The military is not the only way to become more independent, travel more, and gain life experience. If you want all of that and be a nurse then you can have both with a BSN. Become a travel nurse, see the world. You'll become independent.

In the military, if you join before you get your BSN then you'll go in as an enlisted. Sure the military may pay for your tuition. But you won't likely start a nursing program until after you complete your 4 year contract. Nursing programs are demanding and with the military controlling your schedule there won't be any time left for nursing school.

If the military is something you really want and join as a nurse then you're better off getting your BSN and possibly getting in as an officer. The military can pay for your student loans but make sure it is stated in your contract before you sign.

Or you do as what the pp stated. Find an ROTC program and join from there.

But first figure out if joining the military is something you want to do.


Specializes in Cath lab, ICU. Has 10 years experience.

One thing is for sure, you will be financially independent after working as a nurse. However, I can't spoke for military nurses but I can definitely speak for civilian nurses. I also heard that nurses in the military get treated better in comparison to civilian nurses but less pay. Some of the civilian nurses I know only go into nursing for the money because you can really make as much as you want. Find out where your passion lies and keep your options open.

I know it is hard to make decisions based off of what your heart tells you but try your hardest to make these decisions because nobody can make these decisions and obligations but yourself.

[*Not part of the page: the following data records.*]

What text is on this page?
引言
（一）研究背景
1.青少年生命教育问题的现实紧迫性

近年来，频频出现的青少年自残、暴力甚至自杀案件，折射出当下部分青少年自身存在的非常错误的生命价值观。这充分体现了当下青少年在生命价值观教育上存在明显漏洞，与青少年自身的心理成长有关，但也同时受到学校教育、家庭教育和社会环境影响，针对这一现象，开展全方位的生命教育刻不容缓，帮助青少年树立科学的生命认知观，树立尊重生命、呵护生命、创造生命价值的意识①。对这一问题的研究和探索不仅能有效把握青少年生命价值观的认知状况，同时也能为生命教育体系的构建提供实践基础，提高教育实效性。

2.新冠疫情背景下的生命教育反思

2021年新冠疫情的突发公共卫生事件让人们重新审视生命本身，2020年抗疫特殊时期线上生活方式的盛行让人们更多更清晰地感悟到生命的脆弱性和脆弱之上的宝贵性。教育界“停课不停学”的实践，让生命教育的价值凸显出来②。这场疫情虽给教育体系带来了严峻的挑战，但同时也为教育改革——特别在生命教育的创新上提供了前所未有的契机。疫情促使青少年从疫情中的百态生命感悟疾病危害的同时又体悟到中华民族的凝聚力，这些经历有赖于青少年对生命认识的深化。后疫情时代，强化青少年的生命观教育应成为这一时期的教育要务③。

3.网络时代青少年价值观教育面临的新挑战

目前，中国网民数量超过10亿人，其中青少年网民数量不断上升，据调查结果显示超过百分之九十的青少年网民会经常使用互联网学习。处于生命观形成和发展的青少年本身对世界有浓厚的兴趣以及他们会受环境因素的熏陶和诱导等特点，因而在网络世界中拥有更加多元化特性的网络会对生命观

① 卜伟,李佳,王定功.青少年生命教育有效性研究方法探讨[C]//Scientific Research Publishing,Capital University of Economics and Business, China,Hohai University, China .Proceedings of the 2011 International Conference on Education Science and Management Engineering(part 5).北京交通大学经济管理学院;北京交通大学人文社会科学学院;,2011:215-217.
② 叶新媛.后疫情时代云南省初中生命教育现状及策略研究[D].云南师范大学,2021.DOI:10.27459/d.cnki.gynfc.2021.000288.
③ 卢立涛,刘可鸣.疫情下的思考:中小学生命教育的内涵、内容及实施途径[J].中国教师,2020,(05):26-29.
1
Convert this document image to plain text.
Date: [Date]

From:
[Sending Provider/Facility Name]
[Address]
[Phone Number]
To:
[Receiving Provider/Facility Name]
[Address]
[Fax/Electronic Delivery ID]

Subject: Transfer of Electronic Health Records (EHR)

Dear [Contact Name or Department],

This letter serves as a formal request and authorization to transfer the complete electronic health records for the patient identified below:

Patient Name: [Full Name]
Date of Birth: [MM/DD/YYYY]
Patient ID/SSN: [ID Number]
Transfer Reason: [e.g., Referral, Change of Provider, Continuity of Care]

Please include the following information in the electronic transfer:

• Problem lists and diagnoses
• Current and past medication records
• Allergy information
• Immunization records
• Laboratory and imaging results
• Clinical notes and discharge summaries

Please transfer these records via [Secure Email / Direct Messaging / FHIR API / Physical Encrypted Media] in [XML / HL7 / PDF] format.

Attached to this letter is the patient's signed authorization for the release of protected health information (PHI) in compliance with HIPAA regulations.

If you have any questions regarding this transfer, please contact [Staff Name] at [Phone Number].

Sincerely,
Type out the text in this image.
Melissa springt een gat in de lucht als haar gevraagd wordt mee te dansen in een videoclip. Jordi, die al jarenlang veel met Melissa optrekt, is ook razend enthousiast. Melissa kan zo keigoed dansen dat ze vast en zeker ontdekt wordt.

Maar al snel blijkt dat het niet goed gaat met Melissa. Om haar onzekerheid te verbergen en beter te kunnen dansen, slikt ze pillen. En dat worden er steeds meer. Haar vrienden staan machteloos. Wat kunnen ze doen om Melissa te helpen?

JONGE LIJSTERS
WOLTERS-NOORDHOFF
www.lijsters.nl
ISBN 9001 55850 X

Giving you some insight on my personal experience, I am currently an RN, BSN in the Navy Nurse Corps. I started off enlisted as an HM Corpsman and was accepted into MECP, a medical enlisted commissioning program to become a nurse. Highly competitive. I am telling you that it is not easy to become a navy nurse from being enlisted despite what your recruiters will tell you. Hell, it isn't even easy to get a corpsman rating (another term for job) as enlisted because the rating is severely overmanned. YES, you can "cross rate" into the corpsman rating from another rating-- this is what your recruiter will tell you. HOWEVER, this is also VERY difficult and if you enter a rating that NEEDS you, you most likely will not be able to cross rate out.

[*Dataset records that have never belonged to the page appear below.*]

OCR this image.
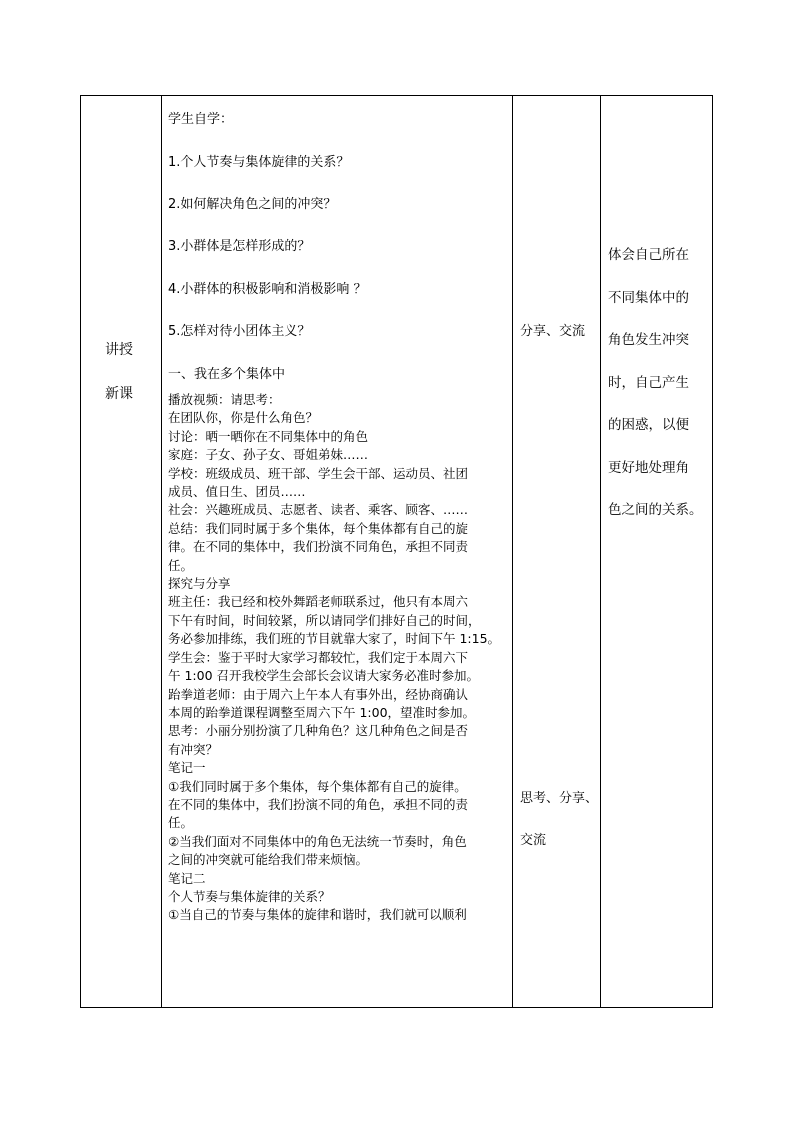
讲授
新课
学生自学：
1.个人节奏与集体旋律的关系？
2.如何解决角色之间的冲突？
3.小群体是怎样形成的？
4.小群体的积极影响和消极影响 ？
5.怎样对待小团体主义？
一、我在多个集体中
播放视频：请思考：
在团队你，你是什么角色？
讨论：晒一晒你在不同集体中的角色
家庭：子女、孙子女、哥姐弟妹……
学校：班级成员、班干部、学生会干部、运动员、社团
成员、值日生、团员……
社会：兴趣班成员、志愿者、读者、乘客、顾客、……
总结：我们同时属于多个集体，每个集体都有自己的旋
律。在不同的集体中，我们扮演不同角色，承担不同责
任。
探究与分享
班主任：我已经和校外舞蹈老师联系过，他只有本周六
下午有时间，时间较紧，所以请同学们排好自己的时间，
务必参加排练，我们班的节目就靠大家了，时间下午 1:15。
学生会：鉴于平时大家学习都较忙，我们定于本周六下
午 1:00 召开我校学生会部长会议请大家务必准时参加。
跆拳道老师：由于周六上午本人有事外出，经协商确认
本周的跆拳道课程调整至周六下午 1:00，望准时参加。
思考：小丽分别扮演了几种角色？这几种角色之间是否
有冲突？
笔记一
①我们同时属于多个集体，每个集体都有自己的旋律。
在不同的集体中，我们扮演不同的角色，承担不同的责
任。
②当我们面对不同集体中的角色无法统一节奏时，角色
之间的冲突就可能给我们带来烦恼。
笔记二
个人节奏与集体旋律的关系？
①当自己的节奏与集体的旋律和谐时，我们就可以顺利
分享、交流
思考、分享、
交流
体会自己所在
不同集体中的
角色发生冲突
时，自己产生
的困惑，以便
更好地处理角
色之间的关系。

As for traveling and making friends, YES, you will do that. MAYBE. Being in the Navy will not mean you will be guaranteed to make friends. Perhaps you won't even like where you will travel. You will gain more independence, however, you will also gain an immense load of responsibility. You need to do what your heart tells you to do supported by educated decisions.

There is a military direct accession program where you go to nursing school, receive your BSN in nursing and then join the military. THIS is the route that is IDEAL in most situations if the Navy is a choice you would like to do. You will have the best of both words, travel, nursing, and co-workers that may or may not be life-long friends.

Best of luck with your future endeavors!